Um estudo realizado pela USP em protestos contra e a favor do governo mostrou que os dois lados foram pesadamente influenciados por notícias falsas. Entre os apoiadores do impeachment, por exemplo, 64% disseram acreditar que o PT queria implementar um regime comunista; entre os governistas, por outro lado, 57% acreditavam que os EUA estavam investindo nos protestos contra Rousseff para se apropriar do petróleo brasileiro.
Os dois fatos, segundo o estudo, eram “demonstravelmente falsos”, mas ajudaram a mobilizar os manifestantes. “Não há dúvida de que as redes sociais tiveram um papel crucial em criar essa narrativa e organizar os protestos. Os bots tiveram um papel na paisagem online desde o começo, e nunca pararam sua oposição eletrônica à sua administração, possivelmente um fator determinante na agilidade de sua suspensão”, diz o estudo.
Conclusões
O levantamento conclui que a legislação brasileira é insuficiente para lidar com os casos de propaganda política computacional. “Embora a lei proíba qualquer propaganda eleitoral a três meses da eleição, isso é extremamente difícil de se controlar [na era digital]”, diz o documento.

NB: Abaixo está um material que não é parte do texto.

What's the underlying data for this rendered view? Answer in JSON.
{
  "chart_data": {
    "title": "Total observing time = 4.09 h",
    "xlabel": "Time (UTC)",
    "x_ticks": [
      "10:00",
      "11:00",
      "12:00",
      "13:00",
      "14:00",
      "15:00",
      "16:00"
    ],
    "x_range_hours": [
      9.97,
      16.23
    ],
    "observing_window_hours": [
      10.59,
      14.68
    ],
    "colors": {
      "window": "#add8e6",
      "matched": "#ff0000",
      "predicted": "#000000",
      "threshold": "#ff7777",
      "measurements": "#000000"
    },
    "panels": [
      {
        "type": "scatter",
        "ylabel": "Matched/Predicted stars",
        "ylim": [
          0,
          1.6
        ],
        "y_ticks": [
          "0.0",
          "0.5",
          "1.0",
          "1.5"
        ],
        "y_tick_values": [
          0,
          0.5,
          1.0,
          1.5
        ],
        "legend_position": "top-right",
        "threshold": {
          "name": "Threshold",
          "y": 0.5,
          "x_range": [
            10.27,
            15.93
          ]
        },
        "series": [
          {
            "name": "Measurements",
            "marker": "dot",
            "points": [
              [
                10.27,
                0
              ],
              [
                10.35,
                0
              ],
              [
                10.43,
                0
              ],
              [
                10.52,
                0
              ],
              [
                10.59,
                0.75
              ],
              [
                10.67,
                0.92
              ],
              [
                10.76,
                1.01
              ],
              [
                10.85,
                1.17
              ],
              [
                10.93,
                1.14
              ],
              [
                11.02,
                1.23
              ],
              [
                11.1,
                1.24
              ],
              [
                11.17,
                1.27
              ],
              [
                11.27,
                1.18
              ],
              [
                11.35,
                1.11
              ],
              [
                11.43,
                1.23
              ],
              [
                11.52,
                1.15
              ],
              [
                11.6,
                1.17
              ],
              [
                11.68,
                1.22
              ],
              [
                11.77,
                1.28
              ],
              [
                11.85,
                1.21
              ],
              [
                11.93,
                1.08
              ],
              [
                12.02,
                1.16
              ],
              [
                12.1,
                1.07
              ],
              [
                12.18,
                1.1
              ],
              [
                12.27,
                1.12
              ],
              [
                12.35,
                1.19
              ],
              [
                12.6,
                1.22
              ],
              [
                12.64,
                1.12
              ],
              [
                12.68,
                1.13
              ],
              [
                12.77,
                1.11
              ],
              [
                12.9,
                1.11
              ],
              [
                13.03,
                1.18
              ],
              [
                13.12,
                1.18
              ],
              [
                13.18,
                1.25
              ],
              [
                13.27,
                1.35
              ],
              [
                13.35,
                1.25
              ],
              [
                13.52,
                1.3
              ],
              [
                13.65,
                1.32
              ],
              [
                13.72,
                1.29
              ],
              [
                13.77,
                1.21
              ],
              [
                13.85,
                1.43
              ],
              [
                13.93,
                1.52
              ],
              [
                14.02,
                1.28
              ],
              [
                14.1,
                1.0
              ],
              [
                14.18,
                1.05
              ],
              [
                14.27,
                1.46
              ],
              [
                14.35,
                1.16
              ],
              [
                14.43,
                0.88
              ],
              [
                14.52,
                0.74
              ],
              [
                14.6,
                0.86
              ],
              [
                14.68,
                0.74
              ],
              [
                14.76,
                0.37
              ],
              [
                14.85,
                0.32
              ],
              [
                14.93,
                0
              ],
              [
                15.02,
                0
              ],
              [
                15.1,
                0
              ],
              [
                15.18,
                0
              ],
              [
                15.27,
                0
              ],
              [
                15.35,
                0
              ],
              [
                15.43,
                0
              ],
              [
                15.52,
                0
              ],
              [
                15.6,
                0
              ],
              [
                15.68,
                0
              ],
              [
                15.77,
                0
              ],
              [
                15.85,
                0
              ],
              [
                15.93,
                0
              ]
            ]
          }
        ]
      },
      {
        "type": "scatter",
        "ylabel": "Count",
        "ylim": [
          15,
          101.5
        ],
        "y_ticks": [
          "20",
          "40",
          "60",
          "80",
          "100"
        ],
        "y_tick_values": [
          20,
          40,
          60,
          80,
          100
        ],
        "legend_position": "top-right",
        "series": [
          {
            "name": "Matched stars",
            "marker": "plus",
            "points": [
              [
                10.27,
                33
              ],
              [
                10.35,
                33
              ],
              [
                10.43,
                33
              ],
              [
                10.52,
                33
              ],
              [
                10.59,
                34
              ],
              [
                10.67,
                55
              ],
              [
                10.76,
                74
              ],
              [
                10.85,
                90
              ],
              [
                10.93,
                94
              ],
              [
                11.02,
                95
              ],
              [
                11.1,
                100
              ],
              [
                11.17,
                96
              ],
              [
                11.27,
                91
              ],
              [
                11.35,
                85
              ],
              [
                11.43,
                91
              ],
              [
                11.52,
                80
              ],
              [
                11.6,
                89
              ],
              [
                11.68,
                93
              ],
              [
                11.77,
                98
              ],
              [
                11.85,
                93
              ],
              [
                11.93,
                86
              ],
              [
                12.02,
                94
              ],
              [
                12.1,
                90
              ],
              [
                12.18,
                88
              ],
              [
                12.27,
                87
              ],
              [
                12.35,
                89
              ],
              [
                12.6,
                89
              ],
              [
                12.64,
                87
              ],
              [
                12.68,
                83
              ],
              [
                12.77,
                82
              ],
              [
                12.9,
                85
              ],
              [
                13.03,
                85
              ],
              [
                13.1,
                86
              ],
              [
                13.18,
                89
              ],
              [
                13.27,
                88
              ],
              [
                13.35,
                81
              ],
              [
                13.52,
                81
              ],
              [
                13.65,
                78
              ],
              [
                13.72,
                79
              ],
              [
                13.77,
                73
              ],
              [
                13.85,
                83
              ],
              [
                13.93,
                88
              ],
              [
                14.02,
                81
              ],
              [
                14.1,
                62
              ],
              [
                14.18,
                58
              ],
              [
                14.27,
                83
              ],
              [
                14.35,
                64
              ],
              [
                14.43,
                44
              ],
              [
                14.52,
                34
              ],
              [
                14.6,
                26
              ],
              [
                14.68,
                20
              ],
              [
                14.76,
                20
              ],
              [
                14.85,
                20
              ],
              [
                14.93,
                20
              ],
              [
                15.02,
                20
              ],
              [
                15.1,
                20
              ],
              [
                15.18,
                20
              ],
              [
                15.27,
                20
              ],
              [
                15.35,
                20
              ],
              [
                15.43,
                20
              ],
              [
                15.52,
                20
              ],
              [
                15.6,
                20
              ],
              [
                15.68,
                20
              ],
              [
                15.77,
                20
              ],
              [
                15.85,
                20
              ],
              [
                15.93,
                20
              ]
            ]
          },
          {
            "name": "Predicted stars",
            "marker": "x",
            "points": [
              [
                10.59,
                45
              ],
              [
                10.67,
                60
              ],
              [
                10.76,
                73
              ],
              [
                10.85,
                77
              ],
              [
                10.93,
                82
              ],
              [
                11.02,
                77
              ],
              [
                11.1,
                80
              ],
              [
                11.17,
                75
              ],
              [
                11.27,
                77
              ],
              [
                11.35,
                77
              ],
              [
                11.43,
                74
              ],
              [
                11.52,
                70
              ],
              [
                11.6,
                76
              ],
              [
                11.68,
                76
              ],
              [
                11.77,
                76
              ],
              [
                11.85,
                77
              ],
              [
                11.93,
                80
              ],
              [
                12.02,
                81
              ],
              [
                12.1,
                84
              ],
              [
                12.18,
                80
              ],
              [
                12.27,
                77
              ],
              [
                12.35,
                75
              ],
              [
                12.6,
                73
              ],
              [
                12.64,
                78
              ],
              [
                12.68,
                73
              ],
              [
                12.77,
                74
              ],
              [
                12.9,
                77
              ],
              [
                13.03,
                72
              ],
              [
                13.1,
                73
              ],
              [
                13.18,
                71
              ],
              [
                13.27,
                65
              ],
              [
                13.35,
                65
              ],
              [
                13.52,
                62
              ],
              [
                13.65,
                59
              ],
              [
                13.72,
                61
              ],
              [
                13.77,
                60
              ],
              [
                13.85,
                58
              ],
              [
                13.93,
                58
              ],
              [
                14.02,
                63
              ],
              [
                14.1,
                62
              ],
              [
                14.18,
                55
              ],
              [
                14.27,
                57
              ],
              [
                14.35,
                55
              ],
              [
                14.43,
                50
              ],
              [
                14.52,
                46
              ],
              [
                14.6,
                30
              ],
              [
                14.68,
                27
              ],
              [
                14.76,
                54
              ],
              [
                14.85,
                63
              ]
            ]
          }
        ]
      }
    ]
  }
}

Além disso, ele sugere também que o uso massivo de bots para fins políticos tem continuado ao longo das investigações da Operação Lava-Jato, da Polícia Federal. E ressalta que “propaganda política computacional terá um papel ainda maior nas eleições nacionais de 2018”.
Outro dado interessante levantado pelo documento é o de que a agência de consultoria política responsável pelas campanhas bem-sucedidas a favor de Donald Trump e da saída do Reino Unido da União Europeia está investindo no Brasil, tendo aberto um escritório em São Paulo.